Deferential Regulation of Placenta Growth Factor (PlGF)-Mediated Signal Transduction in Human Primary Term Trophoblast and Endothelial Cells

Abstract

Increasing evidence supports that many common obstetrical complications may involve the disruption of normal placental and/or uterine vascular function. Placenta growth factor (PlGF) is an angiogenic factor that is abundantly expressed in the placenta, with primary site of synthesis being trophoblast. Receptors for PlGF include products of the fms-like tyrosine kinase (flt-1) gene which is expressed in several cell types including endothelial cells and trophoblast.
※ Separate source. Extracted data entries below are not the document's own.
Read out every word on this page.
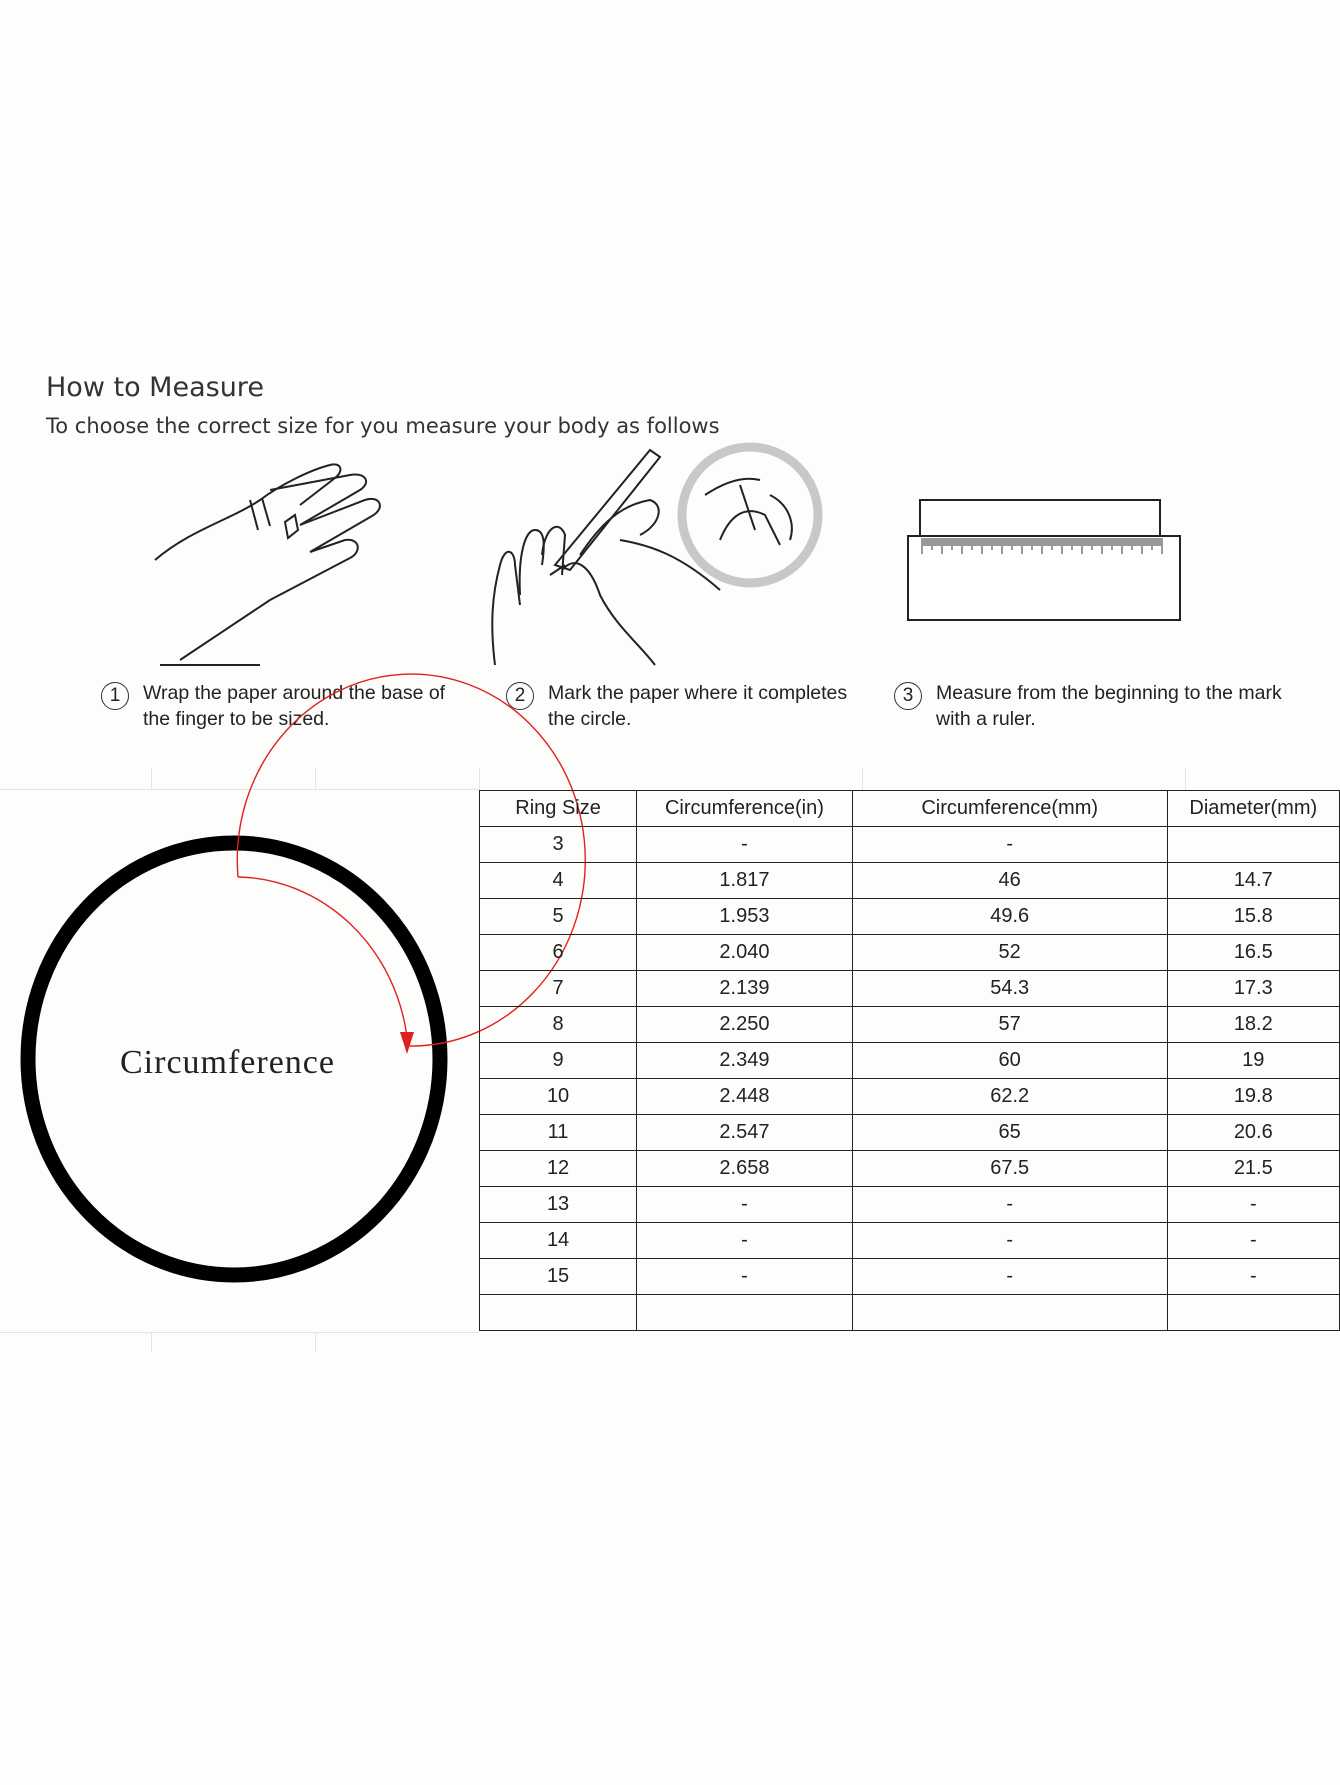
How to Measure
To choose the correct size for you measure your body as follows
1	Wrap the paper around the base of the finger to be sized.
2	Mark the paper where it completes the circle.
3	Measure from the beginning to the mark with a ruler.
Circumference
Ring Size	Circumference(in)	Circumference(mm)	Diameter(mm)
3	-	-	
4	1.817	46	14.7
5	1.953	49.6	15.8
6	2.040	52	16.5
7	2.139	54.3	17.3
8	2.250	57	18.2
9	2.349	60	19
10	2.448	62.2	19.8
11	2.547	65	20.6
12	2.658	67.5	21.5
13	-	-	-
14	-	-	-
15	-	-	-
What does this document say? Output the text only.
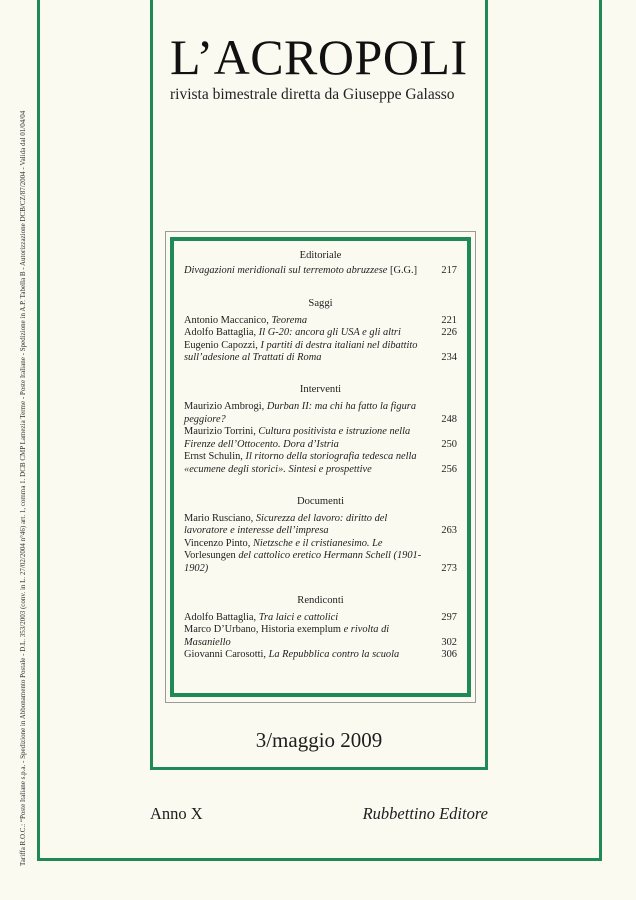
Tariffa R.O.C.: “Poste Italiane s.p.a. - Spedizione in Abbonamento Postale - D.L. 353/2003 (conv. in L. 27/02/2004 n°46) art. 1, comma 1. DCB CMP Lamezia Terme - Poste Italiane - Spedizione in A.P. Tabella B - Autorizzazione DCB/CZ/87/2004 - Valida dal 01/04/04
L’ACROPOLI
rivista bimestrale diretta da Giuseppe Galasso
Editoriale
Divagazioni meridionali sul terremoto abruzzese [G.G.]	217
Saggi
Antonio Maccanico, Teorema	221
Adolfo Battaglia, Il G-20: ancora gli USA e gli altri	226
Eugenio Capozzi, I partiti di destra italiani nel dibattito sull’adesione al Trattati di Roma	234
Interventi
Maurizio Ambrogi, Durban II: ma chi ha fatto la figura peggiore?	248
Maurizio Torrini, Cultura positivista e istruzione nella Firenze dell’Ottocento. Dora d’Istria	250
Ernst Schulin, Il ritorno della storiografia tedesca nella «ecumene degli storici». Sintesi e prospettive	256
Documenti
Mario Rusciano, Sicurezza del lavoro: diritto del lavoratore e interesse dell’impresa	263
Vincenzo Pinto, Nietzsche e il cristianesimo. Le Vorlesungen del cattolico eretico Hermann Schell (1901-1902)	273
Rendiconti
Adolfo Battaglia, Tra laici e cattolici	297
Marco D’Urbano, Historia exemplum e rivolta di Masaniello	302
Giovanni Carosotti, La Repubblica contro la scuola	306
3/maggio 2009
Anno X	Rubbettino Editore
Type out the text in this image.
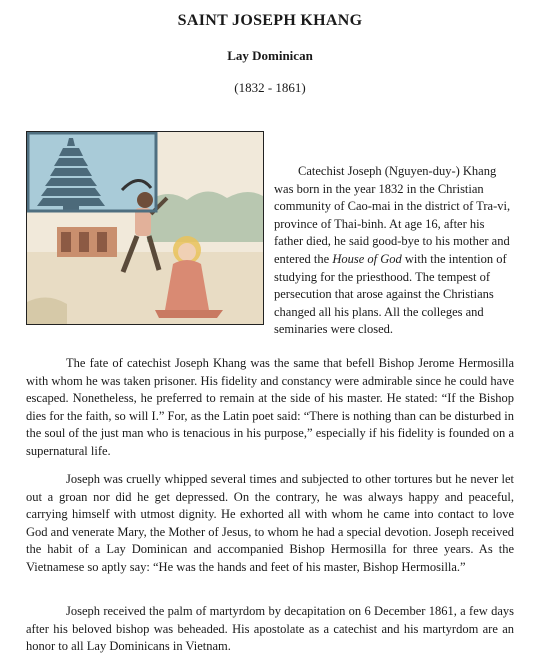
SAINT JOSEPH KHANG
Lay Dominican
(1832 - 1861)
Catechist Joseph (Nguyen-duy-) Khang was born in the year 1832 in the Christian community of Cao-mai in the district of Tra-vi, province of Thai-binh. At age 16, after his father died, he said good-bye to his mother and entered the House of God with the intention of studying for the priesthood. The tempest of persecution that arose against the Christians changed all his plans. All the colleges and seminaries were closed.
The fate of catechist Joseph Khang was the same that befell Bishop Jerome Hermosilla with whom he was taken prisoner. His fidelity and constancy were admirable since he could have escaped. Nonetheless, he preferred to remain at the side of his master. He stated: “If the Bishop dies for the faith, so will I.” For, as the Latin poet said: “There is nothing than can be disturbed in the soul of the just man who is tenacious in his purpose,” especially if his fidelity is founded on a supernatural life.
Joseph was cruelly whipped several times and subjected to other tortures but he never let out a groan nor did he get depressed. On the contrary, he was always happy and peaceful, carrying himself with utmost dignity. He exhorted all with whom he came into contact to love God and venerate Mary, the Mother of Jesus, to whom he had a special devotion. Joseph received the habit of a Lay Dominican and accompanied Bishop Hermosilla for three years. As the Vietnamese so aptly say: “He was the hands and feet of his master, Bishop Hermosilla.”
Joseph received the palm of martyrdom by decapitation on 6 December 1861, a few days after his beloved bishop was beheaded. His apostolate as a catechist and his martyrdom are an honor to all Lay Dominicans in Vietnam.
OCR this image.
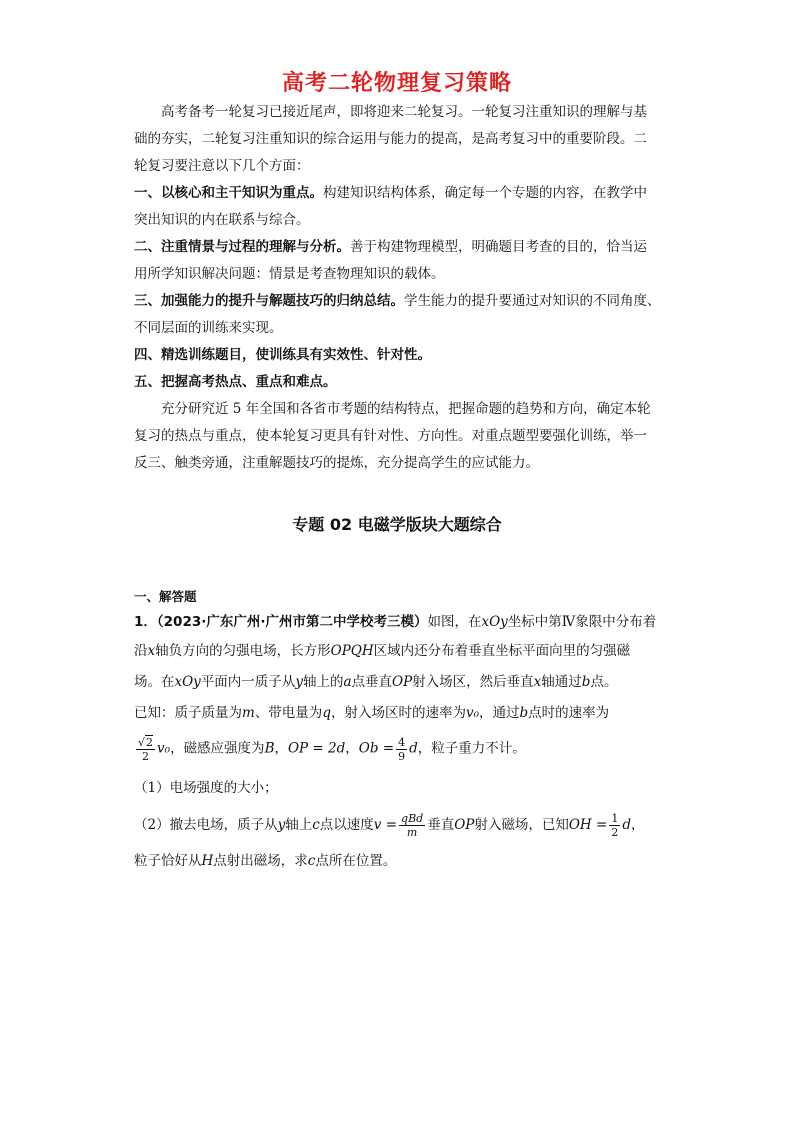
高考二轮物理复习策略
高考备考一轮复习已接近尾声，即将迎来二轮复习。一轮复习注重知识的理解与基
础的夯实，二轮复习注重知识的综合运用与能力的提高，是高考复习中的重要阶段。二
轮复习要注意以下几个方面：
一、以核心和主干知识为重点。构建知识结构体系，确定每一个专题的内容，在教学中
突出知识的内在联系与综合。
二、注重情景与过程的理解与分析。善于构建物理模型，明确题目考查的目的，恰当运
用所学知识解决问题：情景是考查物理知识的载体。
三、加强能力的提升与解题技巧的归纳总结。学生能力的提升要通过对知识的不同角度、
不同层面的训练来实现。
四、精选训练题目，使训练具有实效性、针对性。
五、把握高考热点、重点和难点。
充分研究近 5 年全国和各省市考题的结构特点，把握命题的趋势和方向，确定本轮
复习的热点与重点，使本轮复习更具有针对性、方向性。对重点题型要强化训练，举一
反三、触类旁通，注重解题技巧的提炼，充分提高学生的应试能力。
专题 02 电磁学版块大题综合
一、解答题
1．（2023·广东广州·广州市第二中学校考三模）如图，在xOy坐标中第Ⅳ象限中分布着
沿x轴负方向的匀强电场，长方形OPQH区域内还分布着垂直坐标平面向里的匀强磁
场。在xOy平面内一质子从y轴上的a点垂直OP射入场区，然后垂直x轴通过b点。
已知：质子质量为m、带电量为q，射入场区时的速率为v₀，通过b点时的速率为
$\frac{√2}{2} v_0$，磁感应强度为B，OP = 2d，$Ob = \frac{4}{9}$ d，粒子重力不计。
（1）电场强度的大小；
（2）撤去电场，质子从y轴上c点以速度$v = \frac{\text{qBd}}{m}$ 垂直OP射入磁场，已知OH = $\frac{1}{2}$ d，
粒子恰好从H点射出磁场，求c点所在位置。
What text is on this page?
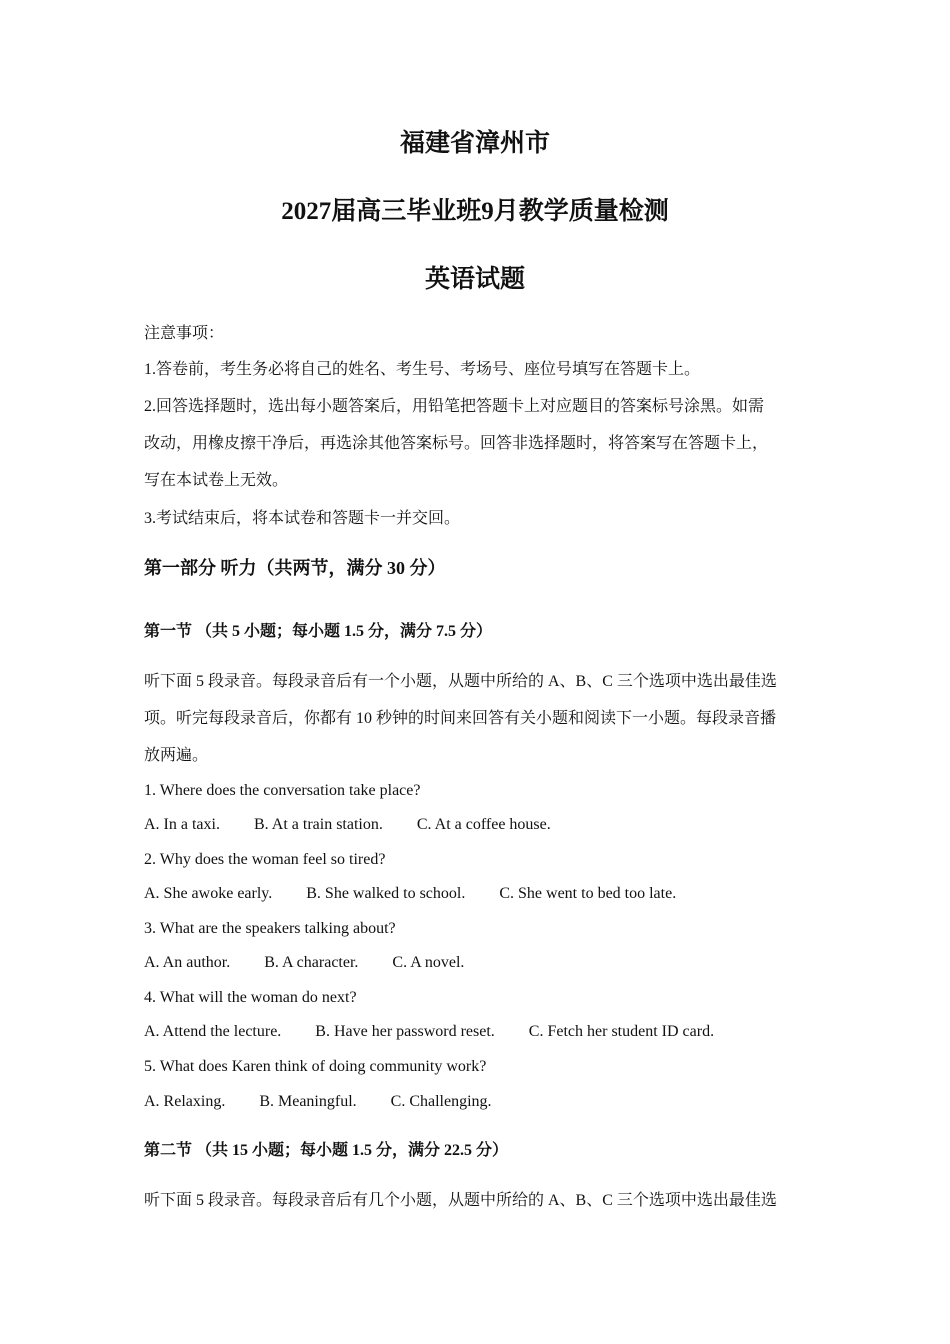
福建省漳州市
2027届高三毕业班9月教学质量检测
英语试题
注意事项：
1.答卷前，考生务必将自己的姓名、考生号、考场号、座位号填写在答题卡上。
2.回答选择题时，选出每小题答案后，用铅笔把答题卡上对应题目的答案标号涂黑。如需
改动，用橡皮擦干净后，再选涂其他答案标号。回答非选择题时，将答案写在答题卡上，
写在本试卷上无效。
3.考试结束后，将本试卷和答题卡一并交回。
第一部分 听力（共两节，满分 30 分）
第一节 （共 5 小题；每小题 1.5 分，满分 7.5 分）
听下面 5 段录音。每段录音后有一个小题，从题中所给的 A、B、C 三个选项中选出最佳选
项。听完每段录音后，你都有 10 秒钟的时间来回答有关小题和阅读下一小题。每段录音播
放两遍。
1. Where does the conversation take place?
A. In a taxi. B. At a train station. C. At a coffee house.
2. Why does the woman feel so tired?
A. She awoke early. B. She walked to school. C. She went to bed too late.
3. What are the speakers talking about?
A. An author. B. A character. C. A novel.
4. What will the woman do next?
A. Attend the lecture. B. Have her password reset. C. Fetch her student ID card.
5. What does Karen think of doing community work?
A. Relaxing. B. Meaningful. C. Challenging.
第二节 （共 15 小题；每小题 1.5 分，满分 22.5 分）
听下面 5 段录音。每段录音后有几个小题，从题中所给的 A、B、C 三个选项中选出最佳选
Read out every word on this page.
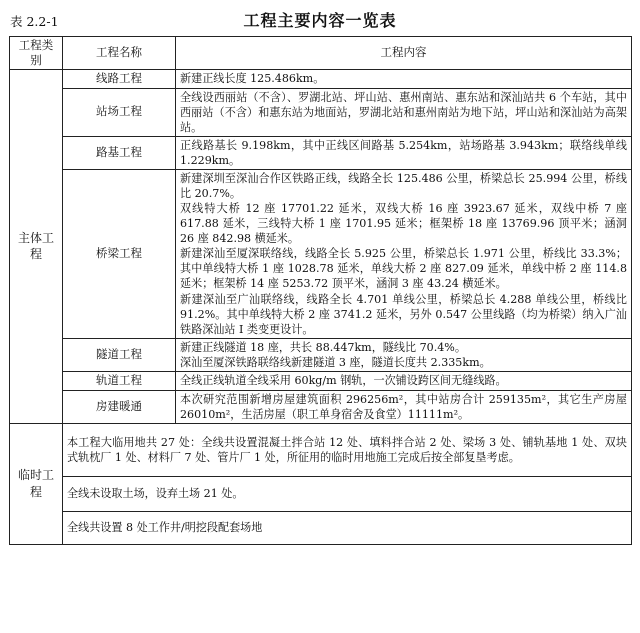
表 2.2-1	工程主要内容一览表
工程类别	工程名称	工程内容
主体工程	线路工程	新建正线长度 125.486km。

	站场工程	全线设西丽站（不含）、罗湖北站、坪山站、惠州南站、惠东站和深汕站共 6 个车站，其中西丽站（不含）和惠东站为地面站，罗湖北站和惠州南站为地下站，坪山站和深汕站为高架站。

	路基工程	正线路基长 9.198km，其中正线区间路基 5.254km，站场路基 3.943km；联络线单线 1.229km。

	桥梁工程	新建深圳至深汕合作区铁路正线，线路全长 125.486 公里，桥梁总长 25.994 公里，桥线比 20.7%。

双线特大桥 12 座 17701.22 延米，双线大桥 16 座 3923.67 延米，双线中桥 7 座 617.88 延米，三线特大桥 1 座 1701.95 延米；框架桥 18 座 13769.96 顶平米；涵洞 26 座 842.98 横延米。

新建深汕至厦深联络线，线路全长 5.925 公里，桥梁总长 1.971 公里，桥线比 33.3%；其中单线特大桥 1 座 1028.78 延米，单线大桥 2 座 827.09 延米，单线中桥 2 座 114.8 延米；框架桥 14 座 5253.72 顶平米，涵洞 3 座 43.24 横延米。

新建深汕至广汕联络线，线路全长 4.701 单线公里，桥梁总长 4.288 单线公里，桥线比 91.2%。其中单线特大桥 2 座 3741.2 延米，另外 0.547 公里线路（均为桥梁）纳入广汕铁路深汕站 I 类变更设计。

	隧道工程	新建正线隧道 18 座，共长 88.447km，隧线比 70.4%。

深汕至厦深铁路联络线新建隧道 3 座，隧道长度共 2.335km。

	轨道工程	全线正线轨道全线采用 60kg/m 钢轨，一次铺设跨区间无缝线路。

	房建暖通	本次研究范围新增房屋建筑面积 296256m²，其中站房合计 259135m²，其它生产房屋 26010m²，生活房屋（职工单身宿舍及食堂）11111m²。

临时工程	本工程大临用地共 27 处：全线共设置混凝土拌合站 12 处、填料拌合站 2 处、梁场 3 处、铺轨基地 1 处、双块式轨枕厂 1 处、材料厂 7 处、管片厂 1 处，所征用的临时用地施工完成后按全部复垦考虑。	
	全线未设取土场，设弃土场 21 处。	
	全线共设置 8 处工作井/明挖段配套场地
PlGF activation of flt-1 in trophoblast induces the stress activated protein kinase (SAPK) signal transduction pathways, JNK (c-Jun-N-Terminal Kinase) and p38, with little induction of the extracellular signal-regulated protein kinase (ERK)-1/2 pathways. In contrast, PlGF induces strong ERK-1/2 activation, but little JNK or p38 responses in human umbilical vein endothelial cells (HUVEC). To better understand the biochemical functions of PlGF in trophoblast, we studied upstream signal regulatory molecules to determine those that are responsible for directing the divergent PlGF signal transduction responses in these cell types. PlGF induced similar activation of Nck and PLC-γ in trophoblast and HUVEC. In marked contrast, SHP-2 and Gab2 were strongly activated by PlGF in endothelial cells but not trophoblast. These results suggest a general role for Nck and PLC-γ in mediating PlGF signal transduction responses independent of the different downstream MAPK pathways activated. However, SHP-2 and Gab2 are regulatory molecules involved in the PlGF induction of different terminal pathways in HUVEC and trophoblast.